Retrieval-augmented generation has become the standard approach for building knowledge-intensive AI applications. The formula is straightforward: embed documents, retrieve relevant chunks when queried, inject them into a language model's context. It works well enough that it's become the default.
But 'well enough' isn't good enough for serious knowledge work. The assumptions underlying RAG may be fundamentally misaligned with how humans actually use knowledge.
Assumption 1: Relevance Is About Similarity
RAG retrieves based on semantic similarity. But when you're working on a strategic decision, the most valuable information often isn't similar to your query—it's complementary, contradictory, or contextual in ways that similarity search can't capture.
The insight that changes your thinking is rarely the one that matches your search terms. It's the unexpected connection, the adjacent idea, the historical parallel you didn't know to look for.
Assumption 2: Chunks Are Independent
Chunking documents for embedding treats knowledge as modular. But meaning is often distributed—an insight in paragraph 3 only makes sense in light of context from paragraph 1. When we retrieve chunks in isolation, we lose the connective tissue that gives them meaning.
Assumption 3: More Context Is Better
As context windows grow, the temptation is to retrieve more. But cognitive science tells us that human attention is limited. Flooding a prompt with marginally relevant information doesn't improve decision quality—it degrades it by obscuring what matters.

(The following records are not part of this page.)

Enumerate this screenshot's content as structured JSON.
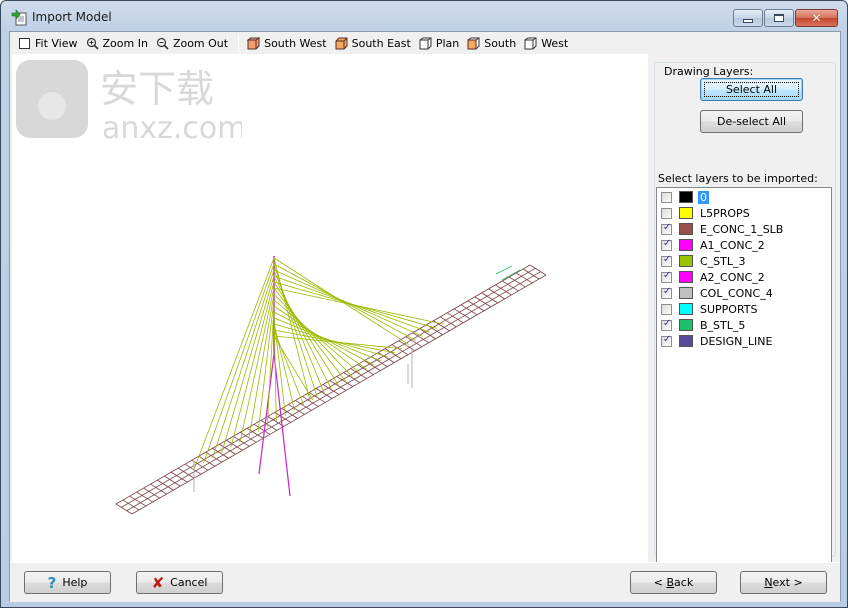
{
  "window": {
    "title": "Import Model",
    "controls": {
      "minimize": "minimize",
      "maximize": "maximize",
      "close": "close"
    }
  },
  "toolbar": {
    "items": [
      {
        "id": "fit-view",
        "label": "Fit View",
        "icon": "square-icon"
      },
      {
        "id": "zoom-in",
        "label": "Zoom In",
        "icon": "zoom-in-icon"
      },
      {
        "id": "zoom-out",
        "label": "Zoom Out",
        "icon": "zoom-out-icon"
      },
      {
        "id": "south-west",
        "label": "South West",
        "icon": "cube-sw-icon"
      },
      {
        "id": "south-east",
        "label": "South East",
        "icon": "cube-se-icon"
      },
      {
        "id": "plan",
        "label": "Plan",
        "icon": "cube-plan-icon"
      },
      {
        "id": "south",
        "label": "South",
        "icon": "cube-south-icon"
      },
      {
        "id": "west",
        "label": "West",
        "icon": "cube-west-icon"
      }
    ]
  },
  "side_panel": {
    "group_title": "Drawing Layers:",
    "select_all": "Select All",
    "deselect_all": "De-select All",
    "layers_label": "Select layers to be imported:",
    "layers": [
      {
        "name": "0",
        "checked": false,
        "color": "#000000",
        "selected": true
      },
      {
        "name": "L5PROPS",
        "checked": false,
        "color": "#ffff00",
        "selected": false
      },
      {
        "name": "E_CONC_1_SLB",
        "checked": true,
        "color": "#9a4f4f",
        "selected": false
      },
      {
        "name": "A1_CONC_2",
        "checked": true,
        "color": "#ff00ff",
        "selected": false
      },
      {
        "name": "C_STL_3",
        "checked": true,
        "color": "#99c400",
        "selected": false
      },
      {
        "name": "A2_CONC_2",
        "checked": true,
        "color": "#ff00ff",
        "selected": false
      },
      {
        "name": "COL_CONC_4",
        "checked": true,
        "color": "#c0c0c0",
        "selected": false
      },
      {
        "name": "SUPPORTS",
        "checked": false,
        "color": "#00ffff",
        "selected": false
      },
      {
        "name": "B_STL_5",
        "checked": true,
        "color": "#1ec06a",
        "selected": false
      },
      {
        "name": "DESIGN_LINE",
        "checked": true,
        "color": "#5a4a9c",
        "selected": false
      }
    ]
  },
  "footer": {
    "help": "Help",
    "cancel": "Cancel",
    "back_prefix": "< ",
    "back_mnemonic": "B",
    "back_rest": "ack",
    "next_mnemonic": "N",
    "next_rest": "ext >"
  },
  "viewport": {
    "description": "3D wireframe preview of cable-stayed bridge",
    "colors": {
      "deck": "#7a4040",
      "cables": "#9cb800",
      "pylon": "#cc22cc",
      "column": "#b0b0b0",
      "bearing": "#1ec06a"
    }
  },
  "watermark": {
    "text_cn": "安下载",
    "text_en": "anxz.com"
  }
}
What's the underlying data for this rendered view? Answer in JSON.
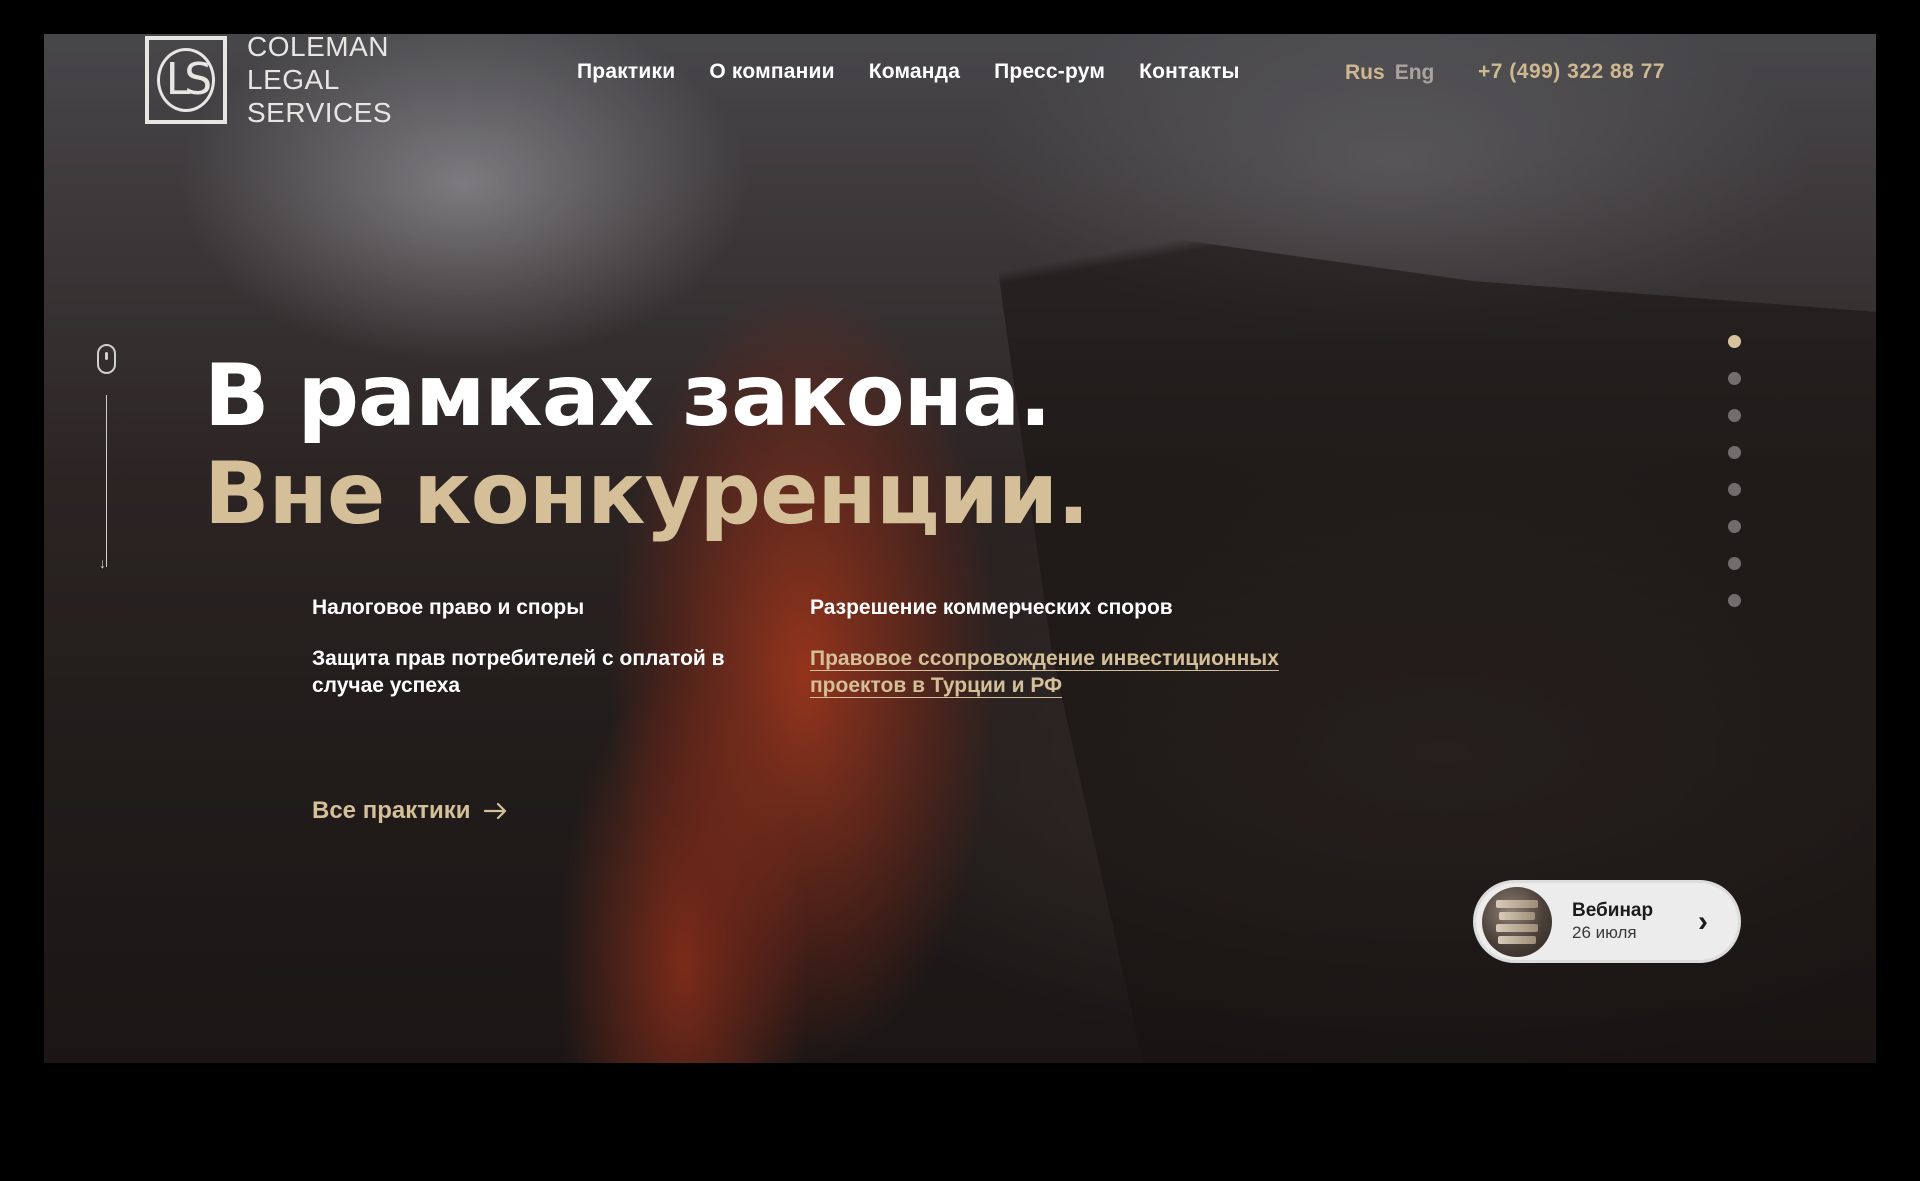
{
  "brand": {
    "logo_letters": "LS",
    "name_line1": "COLEMAN",
    "name_line2": "LEGAL",
    "name_line3": "SERVICES"
  },
  "nav": {
    "items": [
      "Практики",
      "О компании",
      "Команда",
      "Пресс-рум",
      "Контакты"
    ]
  },
  "language": {
    "active": "Rus",
    "inactive": "Eng"
  },
  "phone": "+7 (499) 322 88 77",
  "hero": {
    "headline_line1": "В рамках закона.",
    "headline_line2": "Вне конкуренции."
  },
  "practices": {
    "items": [
      "Налоговое право и споры",
      "Разрешение коммерческих споров",
      "Защита прав потребителей с оплатой в случае успеха",
      "Правовое ссопровождение инвестиционных проектов в Турции и РФ"
    ],
    "all_link": "Все практики"
  },
  "slider": {
    "count": 8,
    "active_index": 0
  },
  "webinar": {
    "title": "Вебинар",
    "date": "26 июля"
  },
  "colors": {
    "accent": "#d4bf98",
    "text": "#ffffff",
    "pill_bg": "#ececec"
  },
  "icons": {
    "scroll": "mouse-icon",
    "arrow": "arrow-right-icon",
    "chevron": "chevron-right-icon"
  }
}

Toward Better Architectures
We're exploring alternatives that address these limitations:
- Graph-structured retrieval that preserves relationships between concepts
- Hierarchical representations that maintain document coherence
- Attention-aware retrieval that surfaces what will actually be processed
- Active retrieval that iteratively refines based on reasoning needs
The goal isn't to replace RAG, but to understand when it works and when we need something more sophisticated. For casual question-answering, RAG is often sufficient. For strategic thinking that requires synthesis across disparate sources, we need architectures that mirror how human cognition actually handles knowledge.